I have been a huge Russophile from probably the age of five. I grew up in a family chock-full of believers in the communist ideology, not least of whom being my mother and my grandfather. We had a subscription for Misha magazine from where i learnt the Russian alphabet. My mother herself took Russian in college, that language being one amongst the many she went on to learn. I had penpals from the soviet union, and the prized stamp in the collection that we inherited was one from the communist East Germany. Thinking back, i owe a lot to my love for all things russian, since it was a boyhood fanaticism for their aircraft that got me started on the aviation road. or airway, rather.
One of the things i do is spot airplanes. And when it comes to that, the rarer the better. If it flies and is weird, i probably know a thing or two about it. I have cherished memories of a long list of strange aircraft sightings, from an Antonov 124 at delhi to an Ilyushin 18 in trivandrum, and all the way back to delhi for a cargo 707 which is a rare thing these days. I would travel miles if i could get to see the An-225, and i would travel back in time if i could to see the Air India Il-62 and L-1011. To be frank, the regular Airbuses and Boeings are kinda boring, to the point that even the paramount Embraers are a relief for me.
Cheburashka - Can you see how the nickname came to be?

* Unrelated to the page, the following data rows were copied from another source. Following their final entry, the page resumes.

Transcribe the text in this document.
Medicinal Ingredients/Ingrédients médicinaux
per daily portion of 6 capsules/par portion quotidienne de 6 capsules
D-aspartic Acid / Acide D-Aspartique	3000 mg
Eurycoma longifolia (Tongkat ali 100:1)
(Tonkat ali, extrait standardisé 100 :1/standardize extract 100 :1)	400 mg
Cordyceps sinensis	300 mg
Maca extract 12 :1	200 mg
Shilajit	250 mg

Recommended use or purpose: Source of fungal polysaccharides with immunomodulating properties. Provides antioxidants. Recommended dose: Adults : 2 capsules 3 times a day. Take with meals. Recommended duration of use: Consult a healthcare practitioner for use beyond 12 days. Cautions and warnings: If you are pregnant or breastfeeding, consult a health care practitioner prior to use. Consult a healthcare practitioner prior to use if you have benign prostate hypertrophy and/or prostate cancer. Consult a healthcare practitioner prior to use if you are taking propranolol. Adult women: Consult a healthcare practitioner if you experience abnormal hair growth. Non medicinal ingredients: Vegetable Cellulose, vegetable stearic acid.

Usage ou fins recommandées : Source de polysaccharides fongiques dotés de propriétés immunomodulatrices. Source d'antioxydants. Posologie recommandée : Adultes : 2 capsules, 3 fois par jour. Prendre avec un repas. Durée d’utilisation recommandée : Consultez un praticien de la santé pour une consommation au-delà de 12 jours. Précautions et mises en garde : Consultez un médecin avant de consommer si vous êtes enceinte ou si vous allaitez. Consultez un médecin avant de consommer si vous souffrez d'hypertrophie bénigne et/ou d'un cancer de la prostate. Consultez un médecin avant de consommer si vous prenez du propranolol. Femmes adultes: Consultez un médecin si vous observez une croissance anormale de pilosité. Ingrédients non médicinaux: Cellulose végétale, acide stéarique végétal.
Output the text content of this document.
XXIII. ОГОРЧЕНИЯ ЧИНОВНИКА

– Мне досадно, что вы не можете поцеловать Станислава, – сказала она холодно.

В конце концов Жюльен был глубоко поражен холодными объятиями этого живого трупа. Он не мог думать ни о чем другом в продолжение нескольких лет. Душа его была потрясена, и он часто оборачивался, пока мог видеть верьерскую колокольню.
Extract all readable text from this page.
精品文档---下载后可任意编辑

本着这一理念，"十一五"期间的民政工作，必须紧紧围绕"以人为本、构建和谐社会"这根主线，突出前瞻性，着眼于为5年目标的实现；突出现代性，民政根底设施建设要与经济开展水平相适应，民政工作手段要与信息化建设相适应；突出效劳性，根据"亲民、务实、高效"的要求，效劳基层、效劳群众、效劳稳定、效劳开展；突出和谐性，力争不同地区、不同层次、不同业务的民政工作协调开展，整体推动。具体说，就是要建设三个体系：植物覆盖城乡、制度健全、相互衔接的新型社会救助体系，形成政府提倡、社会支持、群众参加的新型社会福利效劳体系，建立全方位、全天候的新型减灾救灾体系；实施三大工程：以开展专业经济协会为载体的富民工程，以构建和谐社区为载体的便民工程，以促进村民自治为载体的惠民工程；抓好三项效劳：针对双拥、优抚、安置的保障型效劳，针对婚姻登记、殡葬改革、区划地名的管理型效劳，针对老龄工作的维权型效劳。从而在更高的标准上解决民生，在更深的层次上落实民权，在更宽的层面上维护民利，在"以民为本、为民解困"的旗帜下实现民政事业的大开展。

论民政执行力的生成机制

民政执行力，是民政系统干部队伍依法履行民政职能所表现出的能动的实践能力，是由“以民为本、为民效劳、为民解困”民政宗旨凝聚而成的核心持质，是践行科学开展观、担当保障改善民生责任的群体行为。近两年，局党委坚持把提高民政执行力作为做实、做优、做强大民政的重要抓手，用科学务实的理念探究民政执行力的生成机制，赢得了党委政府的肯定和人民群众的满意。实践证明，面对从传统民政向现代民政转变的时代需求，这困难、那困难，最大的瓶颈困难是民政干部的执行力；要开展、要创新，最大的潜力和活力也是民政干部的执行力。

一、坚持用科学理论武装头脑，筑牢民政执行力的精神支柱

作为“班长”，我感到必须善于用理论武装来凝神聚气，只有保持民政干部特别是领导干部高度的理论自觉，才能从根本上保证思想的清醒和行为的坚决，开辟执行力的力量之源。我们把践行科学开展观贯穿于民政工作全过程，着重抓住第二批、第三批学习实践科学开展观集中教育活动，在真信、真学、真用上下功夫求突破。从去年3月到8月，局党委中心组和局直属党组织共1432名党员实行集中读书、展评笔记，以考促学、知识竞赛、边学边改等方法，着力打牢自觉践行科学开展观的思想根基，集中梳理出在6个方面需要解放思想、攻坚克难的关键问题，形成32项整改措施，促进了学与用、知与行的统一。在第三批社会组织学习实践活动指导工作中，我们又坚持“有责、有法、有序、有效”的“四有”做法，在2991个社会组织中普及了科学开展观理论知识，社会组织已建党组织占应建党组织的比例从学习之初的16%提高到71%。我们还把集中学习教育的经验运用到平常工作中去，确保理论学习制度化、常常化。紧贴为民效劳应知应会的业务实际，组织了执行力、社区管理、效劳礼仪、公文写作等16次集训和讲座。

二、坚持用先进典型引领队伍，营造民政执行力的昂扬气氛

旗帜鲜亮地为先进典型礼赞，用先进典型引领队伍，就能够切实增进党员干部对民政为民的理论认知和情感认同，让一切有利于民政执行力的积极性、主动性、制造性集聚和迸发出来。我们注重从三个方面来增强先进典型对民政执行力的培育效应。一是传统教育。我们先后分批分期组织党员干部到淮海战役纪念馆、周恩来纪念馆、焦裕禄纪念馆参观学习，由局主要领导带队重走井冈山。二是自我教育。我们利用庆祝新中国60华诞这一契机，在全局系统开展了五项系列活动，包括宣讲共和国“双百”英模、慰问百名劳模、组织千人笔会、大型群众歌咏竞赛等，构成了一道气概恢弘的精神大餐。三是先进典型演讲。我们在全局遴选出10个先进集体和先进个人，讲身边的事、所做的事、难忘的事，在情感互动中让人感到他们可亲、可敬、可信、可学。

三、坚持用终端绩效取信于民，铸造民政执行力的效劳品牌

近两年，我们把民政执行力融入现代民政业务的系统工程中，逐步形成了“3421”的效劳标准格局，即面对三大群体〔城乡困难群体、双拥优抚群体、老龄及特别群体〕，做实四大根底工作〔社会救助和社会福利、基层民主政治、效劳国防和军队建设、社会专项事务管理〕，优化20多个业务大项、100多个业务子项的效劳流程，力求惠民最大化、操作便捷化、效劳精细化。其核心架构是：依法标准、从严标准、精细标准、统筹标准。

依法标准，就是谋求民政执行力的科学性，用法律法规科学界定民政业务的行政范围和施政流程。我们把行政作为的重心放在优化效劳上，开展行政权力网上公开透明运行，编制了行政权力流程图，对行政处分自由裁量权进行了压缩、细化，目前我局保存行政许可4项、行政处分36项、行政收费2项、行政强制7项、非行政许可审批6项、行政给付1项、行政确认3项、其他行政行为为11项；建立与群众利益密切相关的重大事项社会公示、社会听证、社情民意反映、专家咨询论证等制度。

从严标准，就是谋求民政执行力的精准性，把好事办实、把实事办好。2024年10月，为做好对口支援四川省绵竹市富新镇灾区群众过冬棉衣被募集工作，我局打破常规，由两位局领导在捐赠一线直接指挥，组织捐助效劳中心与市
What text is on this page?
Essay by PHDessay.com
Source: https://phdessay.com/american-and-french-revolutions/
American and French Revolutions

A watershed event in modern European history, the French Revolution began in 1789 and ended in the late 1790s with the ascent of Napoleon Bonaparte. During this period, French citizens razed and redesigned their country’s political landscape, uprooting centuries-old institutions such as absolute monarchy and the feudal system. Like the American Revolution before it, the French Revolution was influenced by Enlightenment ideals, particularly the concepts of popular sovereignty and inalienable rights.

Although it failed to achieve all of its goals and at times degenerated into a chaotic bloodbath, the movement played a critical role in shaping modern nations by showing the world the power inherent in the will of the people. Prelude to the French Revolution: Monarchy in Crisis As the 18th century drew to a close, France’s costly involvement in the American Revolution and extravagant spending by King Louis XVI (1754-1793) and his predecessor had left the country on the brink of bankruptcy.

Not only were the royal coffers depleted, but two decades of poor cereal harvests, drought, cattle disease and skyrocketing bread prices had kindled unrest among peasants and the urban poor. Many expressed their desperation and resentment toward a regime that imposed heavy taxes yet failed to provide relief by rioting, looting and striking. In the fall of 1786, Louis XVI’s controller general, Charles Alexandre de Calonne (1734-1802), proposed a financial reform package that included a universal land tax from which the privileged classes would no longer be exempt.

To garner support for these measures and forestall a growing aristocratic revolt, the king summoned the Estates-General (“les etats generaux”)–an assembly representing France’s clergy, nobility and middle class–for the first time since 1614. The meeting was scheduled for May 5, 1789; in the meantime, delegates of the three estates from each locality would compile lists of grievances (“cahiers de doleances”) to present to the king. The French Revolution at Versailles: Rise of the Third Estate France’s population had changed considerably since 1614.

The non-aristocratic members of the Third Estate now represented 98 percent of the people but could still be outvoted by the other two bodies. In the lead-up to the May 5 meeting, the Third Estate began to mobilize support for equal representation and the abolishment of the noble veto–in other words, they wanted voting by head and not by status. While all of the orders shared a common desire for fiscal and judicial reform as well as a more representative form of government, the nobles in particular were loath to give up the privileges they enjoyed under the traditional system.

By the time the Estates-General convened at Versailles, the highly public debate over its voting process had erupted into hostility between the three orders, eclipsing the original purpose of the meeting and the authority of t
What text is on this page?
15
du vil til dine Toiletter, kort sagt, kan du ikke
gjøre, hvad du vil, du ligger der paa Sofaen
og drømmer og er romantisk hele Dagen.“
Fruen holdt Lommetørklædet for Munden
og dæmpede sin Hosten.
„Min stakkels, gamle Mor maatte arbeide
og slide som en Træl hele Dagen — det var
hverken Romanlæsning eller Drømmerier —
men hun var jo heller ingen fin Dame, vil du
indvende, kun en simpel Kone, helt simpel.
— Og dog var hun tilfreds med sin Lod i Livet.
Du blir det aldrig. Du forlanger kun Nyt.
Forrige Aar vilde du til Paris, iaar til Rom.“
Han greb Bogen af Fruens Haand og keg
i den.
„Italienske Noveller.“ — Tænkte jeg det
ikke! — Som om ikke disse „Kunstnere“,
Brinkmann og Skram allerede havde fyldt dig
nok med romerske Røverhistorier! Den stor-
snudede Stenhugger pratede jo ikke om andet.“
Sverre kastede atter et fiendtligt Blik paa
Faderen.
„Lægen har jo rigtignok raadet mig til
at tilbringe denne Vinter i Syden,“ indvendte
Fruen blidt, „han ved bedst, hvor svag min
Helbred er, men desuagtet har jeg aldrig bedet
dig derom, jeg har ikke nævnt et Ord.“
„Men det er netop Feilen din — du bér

And what i haven't had the chance to see, I read up about. I have a sizeable database on the weird planes of the world, and keep adding to it on almost a daily basis. Which brought me, a couple of years ago, to a most interesting aircraft, the Antonov-74. I had been looking for an aircraft the russians nicknamed the 747ski (which is actually the Antonov 30), dont ask me why i needed to know that, and i stumbled on this airplane instead. And this, in turn, was nicknamed 'Cheburashka', apparently after the Soviet animated character it resembled.
So, wiki-fan that i am, i immediately went on the Cheburashka page, to look it up. Airplanes were soon forgotten (i remembered the 747ski again only months later), and i couldn't get enough of this little chap. Pictures were downloaded, links were opened, youtube videos were watched, and torrents were downloaded. it didnt even disappoint me that i had gotten japanese dubbed versions on torrent, there were very few good torrents in any case. I've watched the video at the top of this post dozens of times now.
And strangely, it felt nostalgic. It felt like i had seen it before, a long long time ago. I know for a fact that i haven't, yet it seemed to fit so seamlessly with my memories from childhood that i was amazed.. i'd say yeah, it IS possible to feel nostalgia for something you've never known. It took me two whole years, but i finally got around to writing this and sharing it here.. Take a look at the video, and if you couldn't love Cheburashka, your friendship contract is probably up for renewal :P
PS - if you do like it, especially the song, i can send it over. or come over myself and sing it. and then hit you on the head non-lethally but severely enough that you wont remember my bad singing. whichever.